« Aie confiance… »

©Photo Xdr

Même le plus mauvais coach (j’hésite entre un des 12% de tocards ayant planté son BAC en 2019 et s’improvisant « coach de vie », un consultant fonctionnaire de l’APEC et un indécrottable généraliste de Michael Page…) sait au moins que le socle de toute démarche commerciale un tant soit peu pérenne est la confiance. 
Et donc, je me demandais, compte tenu des difficultés manifestes rencontrées par les différents intervenants pour la bâtir, si nous n’aurions pas ici le point bloquant majeur de notre Filière et, surtout, la matrice des dérives crispées, nées de ce manque, qui l’empêche de longue date maintenant de mieux fonctionner.
Prenons 3 exemples rapides et riches de sens :
1 – Le contrôle qualité
La confiance n’exclut pas le contrôle mais… au vu de la nécessité économique de limiter l’empilement des coûts à différentes étapes pour rester compétitif, elle aurait en l’espèce tout intérêt à pouvoir le faire ! 

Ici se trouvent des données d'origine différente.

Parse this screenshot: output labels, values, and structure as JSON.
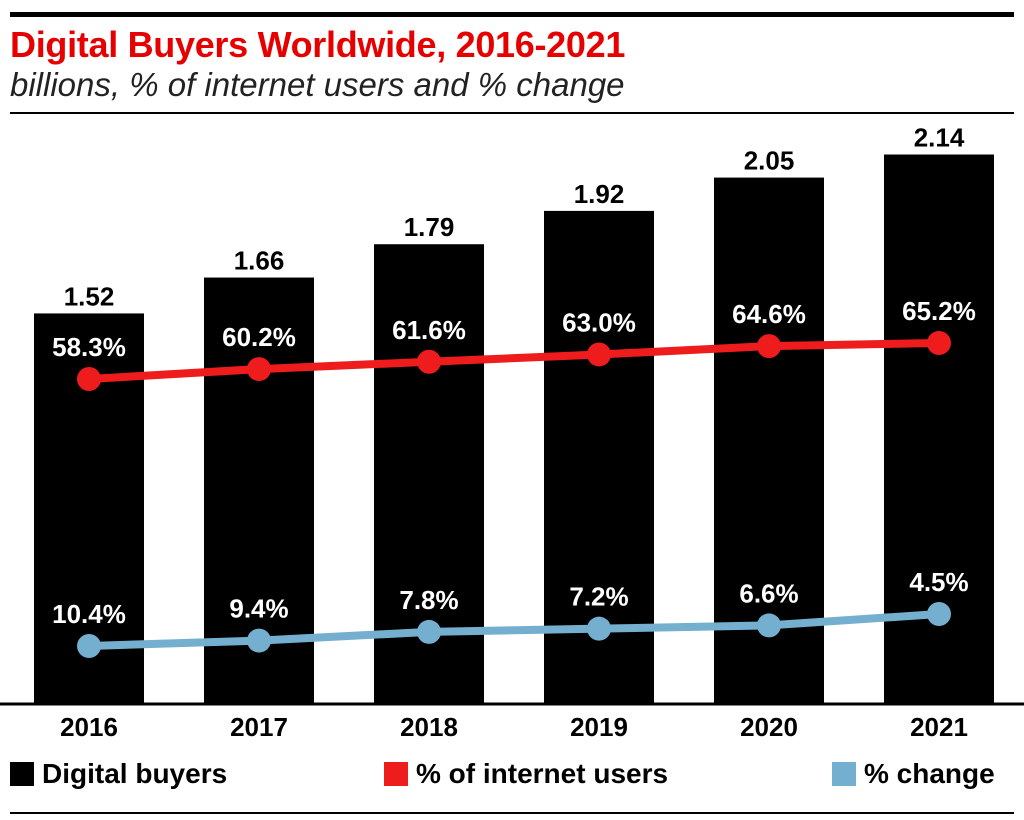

Même si une marchandise peut toujours un peu « bouger » entre le départ station de conditionnement et la livraison plate-forme/magasin (problème de température, camion mixte, retard logistique, stockage plateforme,…), il y a tout de même un paradoxe chargé de méfiance à devoir rémunérer deux équipes qualité, à l’amont et en aval, ne se connaissant/côtoyant presque jamais, communiquant par mails interposés, et pour faire finalement le même travail à quelques heures d’intervalle. A part pour quelques enseignes britanniques qui ont du mal à intégrer que la Couronne ne règne plus sur le monde, et qui ont cru bon de réinventer l’eau chaude pour leur Earl Grey, ces équipes qualité utilisent théoriquement les mêmes outils/tests/indicateurs/grilles de lecture pour juger de la qualité d’un lot et de sa conformité aux spécifications enseigne. Et d’ailleurs, pourquoi bâtir des spécifications enseigne quand la seule normalisation est déjà plus complexe et aussi difficile à suivre qu’une interview de Houellebecq ? Et bien, c’est très simple , prenez le temps d’examiner quelques produits en rayon et vous comprendrez. Entre le pitufo de fraises d’Espagne ou Miss Camarosa planque plus de culs blancs dans le fond du plateau qu’un début juillet à trousse-chemise, les plateaux 2 rangs de pommes ou on mélange avec la 1 bis voire la 2, les mélanges de salade 4G 1er prix et MDD façon herbe à vache pour pouvoir faire toujours moins cher, les filets/girsacs de pomme de terre ou d’agrumes masquant et trichant sur la couleur de la maille… la production est très créative quand il s’agit d’en mettre un petit coup et certains produits sont aussi maquillés que Jane Fonda avant un shooting pour « Oldie but Goldie ».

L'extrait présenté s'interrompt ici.